I’m not going to say that I’m Pete Kozma’s biggest hater, because it might not be true. As far as I know, Kozma may have crippled a classmate with a baseball bat in a high school fight and gotten away with it because he was on the baseball team. That guy, if he exists, probably dislikes Pete Kozma more than me, though I doubt he exists because Pete Kozma couldn’t do that kind of damage with a baseball bat.

Even if I’m not Kozma’s biggest hater, I have made an extensive record of my criticism. And that is going to make what I’m about to write all the more shocking: bringing up Kozma was the right move and will actually improve the team.

Now, I certainly don’t like the circumstances of Kozma’s return. He shouldn’t be on the roster because two starting pitchers got hurt, but he should be on the roster. And not because he’s good. I’m never going to say that Kozma is good.

In 2013, Kozma hit .217/.275/.273, which is actually a bit worse than I expected because I thought he’d stumble into a few more HR and at least pull his SLG above his OBP. It was an atrocious year with the bat that silenced all his boosters and left him stranded in AAA. However, Kozma showed remarkable growth with the glove, especially for a player who had lost his position on the defensive spectrum just one year earlier to Ryan Jackson. I don’t think he was as good as, say, fangraphs which put him as 4th in UZR/150, but he had more range than he showed early in his minor league career and he wasn’t nearly as boneheaded as Tyler Greene.

Nothing in Kozma’s 2014 at AAA shows that he’s learned how to hit. A .234/.341/.372 slash line might indicate some improvement with his batting eye but comes with a hell of a small sample size warning. So what has changed? Why am I happy to see Kozma in the majors when I couldn’t wait for him to be gone last year? Well, it’s all about the other options.

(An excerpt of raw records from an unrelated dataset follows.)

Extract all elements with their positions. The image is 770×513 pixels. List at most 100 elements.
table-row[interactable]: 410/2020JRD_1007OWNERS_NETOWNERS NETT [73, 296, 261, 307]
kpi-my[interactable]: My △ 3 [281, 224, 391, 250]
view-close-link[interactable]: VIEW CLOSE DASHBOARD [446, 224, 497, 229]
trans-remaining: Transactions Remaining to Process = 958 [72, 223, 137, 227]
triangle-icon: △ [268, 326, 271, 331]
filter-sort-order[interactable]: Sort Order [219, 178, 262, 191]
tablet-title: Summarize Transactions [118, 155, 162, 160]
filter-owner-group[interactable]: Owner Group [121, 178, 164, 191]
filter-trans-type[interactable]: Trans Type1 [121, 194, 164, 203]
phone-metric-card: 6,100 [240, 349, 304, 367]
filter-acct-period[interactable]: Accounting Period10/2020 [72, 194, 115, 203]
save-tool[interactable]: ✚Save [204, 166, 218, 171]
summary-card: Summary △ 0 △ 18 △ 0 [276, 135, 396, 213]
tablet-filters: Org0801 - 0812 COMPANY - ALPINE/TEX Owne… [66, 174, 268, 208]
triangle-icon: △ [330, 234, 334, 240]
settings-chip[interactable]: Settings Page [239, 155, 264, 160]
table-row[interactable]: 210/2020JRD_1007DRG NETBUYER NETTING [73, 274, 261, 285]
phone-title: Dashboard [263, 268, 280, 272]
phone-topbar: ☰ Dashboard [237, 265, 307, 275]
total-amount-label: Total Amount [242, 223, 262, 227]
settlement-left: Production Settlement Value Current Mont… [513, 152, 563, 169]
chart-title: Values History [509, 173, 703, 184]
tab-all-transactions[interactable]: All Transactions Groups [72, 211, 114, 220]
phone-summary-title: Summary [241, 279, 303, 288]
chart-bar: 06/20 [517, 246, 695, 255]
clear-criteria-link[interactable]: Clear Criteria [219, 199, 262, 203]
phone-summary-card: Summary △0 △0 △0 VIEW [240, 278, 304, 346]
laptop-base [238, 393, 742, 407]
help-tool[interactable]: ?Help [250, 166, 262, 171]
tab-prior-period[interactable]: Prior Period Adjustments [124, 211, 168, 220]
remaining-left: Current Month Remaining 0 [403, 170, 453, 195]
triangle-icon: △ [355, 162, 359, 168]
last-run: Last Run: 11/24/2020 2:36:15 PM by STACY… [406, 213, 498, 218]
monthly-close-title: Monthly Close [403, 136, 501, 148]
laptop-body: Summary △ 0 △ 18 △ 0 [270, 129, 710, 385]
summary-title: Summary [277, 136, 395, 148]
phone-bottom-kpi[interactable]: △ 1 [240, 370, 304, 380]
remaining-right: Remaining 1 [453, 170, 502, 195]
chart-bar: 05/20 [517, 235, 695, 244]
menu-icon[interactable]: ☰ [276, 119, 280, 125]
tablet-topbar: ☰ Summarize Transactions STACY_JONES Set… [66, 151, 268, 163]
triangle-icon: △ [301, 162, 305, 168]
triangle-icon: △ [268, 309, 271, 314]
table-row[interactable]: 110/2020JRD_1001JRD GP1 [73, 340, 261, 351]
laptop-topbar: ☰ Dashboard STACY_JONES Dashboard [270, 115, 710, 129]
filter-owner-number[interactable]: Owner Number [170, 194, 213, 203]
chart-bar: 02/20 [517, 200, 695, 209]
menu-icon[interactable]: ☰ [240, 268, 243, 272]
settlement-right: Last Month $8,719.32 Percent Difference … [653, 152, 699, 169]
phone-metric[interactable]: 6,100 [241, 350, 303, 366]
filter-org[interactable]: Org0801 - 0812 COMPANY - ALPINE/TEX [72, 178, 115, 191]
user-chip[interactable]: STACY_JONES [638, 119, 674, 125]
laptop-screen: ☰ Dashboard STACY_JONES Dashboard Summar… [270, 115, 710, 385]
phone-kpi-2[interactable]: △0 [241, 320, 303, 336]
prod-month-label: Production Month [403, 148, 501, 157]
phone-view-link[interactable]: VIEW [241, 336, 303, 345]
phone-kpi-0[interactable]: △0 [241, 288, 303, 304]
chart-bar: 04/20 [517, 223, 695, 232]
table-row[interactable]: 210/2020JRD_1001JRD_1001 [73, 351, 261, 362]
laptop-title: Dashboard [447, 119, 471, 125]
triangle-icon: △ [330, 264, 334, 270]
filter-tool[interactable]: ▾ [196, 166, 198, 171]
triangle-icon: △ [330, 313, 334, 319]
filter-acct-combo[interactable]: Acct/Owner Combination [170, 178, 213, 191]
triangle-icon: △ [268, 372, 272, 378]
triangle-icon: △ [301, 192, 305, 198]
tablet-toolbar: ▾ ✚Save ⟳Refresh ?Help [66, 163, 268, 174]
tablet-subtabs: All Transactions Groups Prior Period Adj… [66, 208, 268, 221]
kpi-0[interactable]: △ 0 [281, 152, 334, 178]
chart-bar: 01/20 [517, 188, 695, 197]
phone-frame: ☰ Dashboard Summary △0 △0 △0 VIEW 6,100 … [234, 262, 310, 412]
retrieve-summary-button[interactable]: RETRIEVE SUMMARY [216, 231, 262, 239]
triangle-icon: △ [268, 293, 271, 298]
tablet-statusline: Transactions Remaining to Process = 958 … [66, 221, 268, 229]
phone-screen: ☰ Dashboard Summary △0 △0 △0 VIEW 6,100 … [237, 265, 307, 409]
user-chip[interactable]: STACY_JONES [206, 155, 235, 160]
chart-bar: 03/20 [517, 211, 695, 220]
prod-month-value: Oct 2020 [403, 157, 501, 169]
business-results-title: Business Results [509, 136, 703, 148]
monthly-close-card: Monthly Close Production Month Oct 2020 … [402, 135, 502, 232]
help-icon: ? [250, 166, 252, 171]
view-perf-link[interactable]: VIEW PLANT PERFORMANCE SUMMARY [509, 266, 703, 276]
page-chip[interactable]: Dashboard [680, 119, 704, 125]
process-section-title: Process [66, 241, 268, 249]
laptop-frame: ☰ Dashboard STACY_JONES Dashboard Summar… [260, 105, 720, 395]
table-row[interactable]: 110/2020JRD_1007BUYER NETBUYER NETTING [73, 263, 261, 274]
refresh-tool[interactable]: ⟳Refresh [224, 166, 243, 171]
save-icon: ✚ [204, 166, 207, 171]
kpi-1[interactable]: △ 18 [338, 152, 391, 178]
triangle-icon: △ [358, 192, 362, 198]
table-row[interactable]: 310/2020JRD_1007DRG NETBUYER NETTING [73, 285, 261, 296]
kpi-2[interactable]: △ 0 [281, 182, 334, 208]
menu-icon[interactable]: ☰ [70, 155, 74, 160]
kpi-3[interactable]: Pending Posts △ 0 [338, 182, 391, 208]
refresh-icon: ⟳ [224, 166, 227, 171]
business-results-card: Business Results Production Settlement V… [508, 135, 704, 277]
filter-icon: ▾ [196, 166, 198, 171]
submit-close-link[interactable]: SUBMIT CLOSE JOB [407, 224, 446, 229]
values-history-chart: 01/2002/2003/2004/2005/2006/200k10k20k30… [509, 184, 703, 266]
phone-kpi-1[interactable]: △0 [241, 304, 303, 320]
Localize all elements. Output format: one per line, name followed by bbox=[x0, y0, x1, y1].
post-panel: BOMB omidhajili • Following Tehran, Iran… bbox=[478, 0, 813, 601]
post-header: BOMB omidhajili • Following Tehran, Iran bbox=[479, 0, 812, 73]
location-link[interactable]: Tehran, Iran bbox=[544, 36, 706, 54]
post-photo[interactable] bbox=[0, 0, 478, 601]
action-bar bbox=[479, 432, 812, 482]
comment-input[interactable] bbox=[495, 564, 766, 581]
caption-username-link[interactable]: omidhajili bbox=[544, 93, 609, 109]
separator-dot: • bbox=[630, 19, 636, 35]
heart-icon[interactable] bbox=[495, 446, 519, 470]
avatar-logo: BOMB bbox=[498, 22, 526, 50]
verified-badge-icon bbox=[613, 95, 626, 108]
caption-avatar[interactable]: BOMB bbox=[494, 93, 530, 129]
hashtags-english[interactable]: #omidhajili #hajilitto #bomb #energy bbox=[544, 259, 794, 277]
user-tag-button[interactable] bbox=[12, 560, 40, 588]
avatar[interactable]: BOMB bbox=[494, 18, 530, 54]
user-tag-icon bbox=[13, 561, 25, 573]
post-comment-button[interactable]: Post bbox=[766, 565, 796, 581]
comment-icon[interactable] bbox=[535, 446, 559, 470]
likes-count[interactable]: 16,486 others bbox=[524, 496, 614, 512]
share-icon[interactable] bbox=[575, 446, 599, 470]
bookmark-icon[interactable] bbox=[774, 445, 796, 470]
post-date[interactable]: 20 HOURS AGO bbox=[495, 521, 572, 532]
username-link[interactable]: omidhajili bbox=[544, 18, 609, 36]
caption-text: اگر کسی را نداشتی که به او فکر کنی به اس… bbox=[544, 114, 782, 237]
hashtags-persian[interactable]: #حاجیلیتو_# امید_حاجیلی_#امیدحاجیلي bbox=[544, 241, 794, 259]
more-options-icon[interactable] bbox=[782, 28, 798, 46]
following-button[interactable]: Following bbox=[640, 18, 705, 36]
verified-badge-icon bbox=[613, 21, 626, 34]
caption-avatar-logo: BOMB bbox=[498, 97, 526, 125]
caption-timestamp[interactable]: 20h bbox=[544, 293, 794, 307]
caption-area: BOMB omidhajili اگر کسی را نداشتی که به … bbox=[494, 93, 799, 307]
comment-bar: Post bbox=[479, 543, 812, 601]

Before Kolten Wong, who himself was struggling through a sore shoulder, went on the DL, the Cardinals had two infield bats on the bench. Mark Ellis is hitting .193/.280/.220 and Daniel Descalso is hitting a putrid .176/.233/.221. These are numbers that would even make 2013 Kozma shake his head.

Now one of those two is the starter at 2b. Maybe they’re in a platoon. It doesn’t really matter, because the result is the same. They are barely outslugging the Cards pitchers (.210) in over 200 PAs. Ellis could shake off the relentless encroachment of old age and return to form. But Descalso has never been good. Never this bad, but never good.  Most importantly, Descalso can’t play shortstop. Mike Matheny thinks he can, but he’s wrong and the experiments have to end.

Right now, Pete Kozma is a more useful player than Daniel Descalso. He might even be more useful than Mark Ellis. He’s probably also better to have around than Shane Robinson as well, since they have the same noodle bat but Kozma can give Peralta some rest. When Wong comes back, or when the pitching staff gets so thoroughly strafed in Colorado that we need a thirteenth arm, Descalso should be the one on his way out, not Kozma.

Until Ellis shows he’s not dead or Greg Garcia proves himself or Mo makes a trade, Pete Kozma is probably the best bench infielder the Cardinals have. Which makes me want to curl up in the fetal position and dream of Nick Punto.